Even when a conflict ends, the suffering does not. War victims must fight to survive in environments devastated by war. Many are homeless and many others are still being maimed or killed by landmines and other devices left by war.

“According to the UNHCR, the number of refugees and displaced persons has risen from 2.5 million in 1970 to 18 million in 1990,” Ms Malone says. “Abandoned or unexploded ordinance, such as land mines and cluster munitions, render large tracts of countryside uninhabitable in some 25 countries . . . The Red Cross estimates that more than 800 people, mostly civilians, are killed by land mines every month.” It all leaves the world’s once-great hope, the United Nations, looking like the ultimate parody of bureaucracy: better at documenting disaster than at preventing it.

Ms Malone is hopeful that a unit about to be set up by the European Parliament will truly help to hose down potential hot spots before they erupt. The Parliament has just approved a proposal by a former French Prime Minister, Michel Rocard, to set up a European Union Centre for Active Crisis Prevention.

The centre’s goal will be to pinpoint looming conflict, allowing action to be taken in time.

“People say that they knew Rwanda was waiting to happen, that they knew Bosnia was like a time bomb,” Ms Malone says.

“It’s very hard to impose a political solution once people are out in the battlefield.

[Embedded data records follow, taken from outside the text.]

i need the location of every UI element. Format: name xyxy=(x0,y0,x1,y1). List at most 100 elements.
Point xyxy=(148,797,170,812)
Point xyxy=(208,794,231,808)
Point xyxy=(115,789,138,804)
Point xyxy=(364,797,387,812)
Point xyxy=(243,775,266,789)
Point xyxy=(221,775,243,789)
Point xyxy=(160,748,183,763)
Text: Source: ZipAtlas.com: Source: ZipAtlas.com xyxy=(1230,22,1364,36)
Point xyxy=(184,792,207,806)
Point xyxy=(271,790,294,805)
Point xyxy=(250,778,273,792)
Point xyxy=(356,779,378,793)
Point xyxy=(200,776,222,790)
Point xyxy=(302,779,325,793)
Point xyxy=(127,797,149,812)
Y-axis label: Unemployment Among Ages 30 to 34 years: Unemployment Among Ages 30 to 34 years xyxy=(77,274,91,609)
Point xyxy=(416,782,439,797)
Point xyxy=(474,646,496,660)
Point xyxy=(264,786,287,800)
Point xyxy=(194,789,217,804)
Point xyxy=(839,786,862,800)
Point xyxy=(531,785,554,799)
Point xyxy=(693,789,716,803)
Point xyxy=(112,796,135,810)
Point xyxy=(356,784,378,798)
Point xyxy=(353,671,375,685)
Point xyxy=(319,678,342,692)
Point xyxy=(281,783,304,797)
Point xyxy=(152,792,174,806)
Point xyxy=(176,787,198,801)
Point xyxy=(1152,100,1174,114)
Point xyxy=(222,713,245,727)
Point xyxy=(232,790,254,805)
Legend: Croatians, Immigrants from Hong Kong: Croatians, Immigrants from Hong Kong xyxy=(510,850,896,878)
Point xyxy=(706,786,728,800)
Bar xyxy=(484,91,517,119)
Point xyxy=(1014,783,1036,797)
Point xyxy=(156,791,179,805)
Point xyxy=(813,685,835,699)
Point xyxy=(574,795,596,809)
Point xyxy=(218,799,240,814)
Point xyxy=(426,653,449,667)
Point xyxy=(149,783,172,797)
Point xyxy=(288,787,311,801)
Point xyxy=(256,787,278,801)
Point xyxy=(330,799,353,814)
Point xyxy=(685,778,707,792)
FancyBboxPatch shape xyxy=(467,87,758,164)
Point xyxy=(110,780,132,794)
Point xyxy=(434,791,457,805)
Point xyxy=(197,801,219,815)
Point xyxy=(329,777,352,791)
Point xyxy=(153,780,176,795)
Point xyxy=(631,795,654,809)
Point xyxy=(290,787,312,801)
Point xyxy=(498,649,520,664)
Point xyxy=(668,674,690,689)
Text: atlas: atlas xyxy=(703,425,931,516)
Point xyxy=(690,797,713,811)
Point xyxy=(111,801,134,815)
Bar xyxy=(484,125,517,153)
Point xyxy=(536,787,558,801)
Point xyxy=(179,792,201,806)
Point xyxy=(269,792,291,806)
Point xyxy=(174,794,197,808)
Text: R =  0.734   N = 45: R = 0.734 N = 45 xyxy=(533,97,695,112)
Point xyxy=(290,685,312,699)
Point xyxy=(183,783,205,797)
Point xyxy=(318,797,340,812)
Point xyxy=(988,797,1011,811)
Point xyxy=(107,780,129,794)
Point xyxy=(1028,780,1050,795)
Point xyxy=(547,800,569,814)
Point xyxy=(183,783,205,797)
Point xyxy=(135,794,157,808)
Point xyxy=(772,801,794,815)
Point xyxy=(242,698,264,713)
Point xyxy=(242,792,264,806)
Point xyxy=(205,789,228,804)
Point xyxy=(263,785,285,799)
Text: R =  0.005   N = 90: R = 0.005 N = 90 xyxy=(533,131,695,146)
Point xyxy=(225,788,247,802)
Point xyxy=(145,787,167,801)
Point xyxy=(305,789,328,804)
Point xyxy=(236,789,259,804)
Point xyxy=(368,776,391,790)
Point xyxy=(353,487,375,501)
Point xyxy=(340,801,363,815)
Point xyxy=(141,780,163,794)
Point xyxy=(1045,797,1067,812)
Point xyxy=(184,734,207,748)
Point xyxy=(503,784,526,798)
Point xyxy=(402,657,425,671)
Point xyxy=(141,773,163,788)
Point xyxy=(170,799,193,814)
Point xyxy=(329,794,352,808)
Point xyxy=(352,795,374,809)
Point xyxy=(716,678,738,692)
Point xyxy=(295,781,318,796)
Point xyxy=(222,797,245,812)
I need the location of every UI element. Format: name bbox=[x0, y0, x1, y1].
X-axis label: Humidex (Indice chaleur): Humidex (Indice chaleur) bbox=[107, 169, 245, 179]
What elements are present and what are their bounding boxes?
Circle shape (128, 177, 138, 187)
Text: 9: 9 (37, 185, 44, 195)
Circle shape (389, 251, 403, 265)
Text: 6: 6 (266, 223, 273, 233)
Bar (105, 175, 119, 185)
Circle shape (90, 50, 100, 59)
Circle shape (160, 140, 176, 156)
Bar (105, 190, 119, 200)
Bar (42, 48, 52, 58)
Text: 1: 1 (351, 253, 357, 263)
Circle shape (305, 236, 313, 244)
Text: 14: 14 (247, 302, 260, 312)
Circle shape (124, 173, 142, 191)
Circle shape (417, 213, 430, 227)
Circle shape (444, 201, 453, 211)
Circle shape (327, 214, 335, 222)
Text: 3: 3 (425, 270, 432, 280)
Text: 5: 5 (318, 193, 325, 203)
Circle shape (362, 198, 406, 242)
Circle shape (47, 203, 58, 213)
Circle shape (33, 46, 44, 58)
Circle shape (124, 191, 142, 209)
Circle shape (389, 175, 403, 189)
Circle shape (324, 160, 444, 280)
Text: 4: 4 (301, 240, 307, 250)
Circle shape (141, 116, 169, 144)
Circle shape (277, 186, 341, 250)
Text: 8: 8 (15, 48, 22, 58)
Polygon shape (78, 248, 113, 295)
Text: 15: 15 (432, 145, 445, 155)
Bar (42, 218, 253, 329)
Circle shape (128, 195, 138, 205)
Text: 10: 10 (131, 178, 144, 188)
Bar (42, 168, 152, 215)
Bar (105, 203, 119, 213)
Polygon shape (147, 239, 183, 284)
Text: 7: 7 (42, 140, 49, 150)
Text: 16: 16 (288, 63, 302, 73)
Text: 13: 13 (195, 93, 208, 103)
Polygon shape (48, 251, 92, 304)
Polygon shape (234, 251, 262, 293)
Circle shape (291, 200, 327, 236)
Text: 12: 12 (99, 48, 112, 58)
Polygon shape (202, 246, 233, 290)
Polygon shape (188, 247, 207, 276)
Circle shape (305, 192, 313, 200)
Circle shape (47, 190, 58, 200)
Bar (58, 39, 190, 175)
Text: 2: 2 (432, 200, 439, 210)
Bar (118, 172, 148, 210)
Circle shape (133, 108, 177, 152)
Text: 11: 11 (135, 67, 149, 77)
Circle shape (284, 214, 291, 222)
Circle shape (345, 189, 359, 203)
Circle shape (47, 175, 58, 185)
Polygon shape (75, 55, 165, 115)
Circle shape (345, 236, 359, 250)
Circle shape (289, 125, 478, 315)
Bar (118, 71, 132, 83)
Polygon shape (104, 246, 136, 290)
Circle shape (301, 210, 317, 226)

Northern Ireland showed that.”
Northern Ireland also showed that the only way to resolve conflict fuelled by long-standing enmity is to invite everyone to the table: “You have to speak to all sides and bring them in, and that includes the extremists,” Ms Malone says. “That’s the key factor.”
Ms Asiyo believes that the United Nations should set up a rapid-intervention force to respond to crisis and fund it with a global taxation on the arms industry. “The establishment of an international crime court to try leaders and governments who commit atrocities and perpetrate wars against their citizens is long overdue,” she says.

The conference endorsed the principle that the violence of authoritarian and totalitarian regimes against their citizens is as unacceptable as violent conflict between nations and that the issue should be part of the global security agenda.

It said that all sexual violence against women, including the enslavement of “comfort women”, genital mutilation and rape warfare, was criminal and should be punished.

The conference also voted to investigate setting up a women’s peace watch organisation and proposed that the UN declare 2000 an international year of global peace and security.

Achieving peace will require strengthening the economies and democracies of nations such as Africa, where the breakdown of traditional life leaves a vacuum often filled by authoritarian figures who maintain power by exploiting the fears of rival groups. It will require commitment and understanding, says Ms Malone.

“We think in the West that we have the answer to everything because of the type of democracy we have evolved but it has evolved over years and years; it didn’t just arrive.

“These countries in central Africa haven’t gone through any of this yet, and our democracies won’t necessarily suit these traditional societies. But they have the power within themselves to resolve their own conflicts. They can make the great leap forward; it just won’t necessarily be the same leap forward that we made.”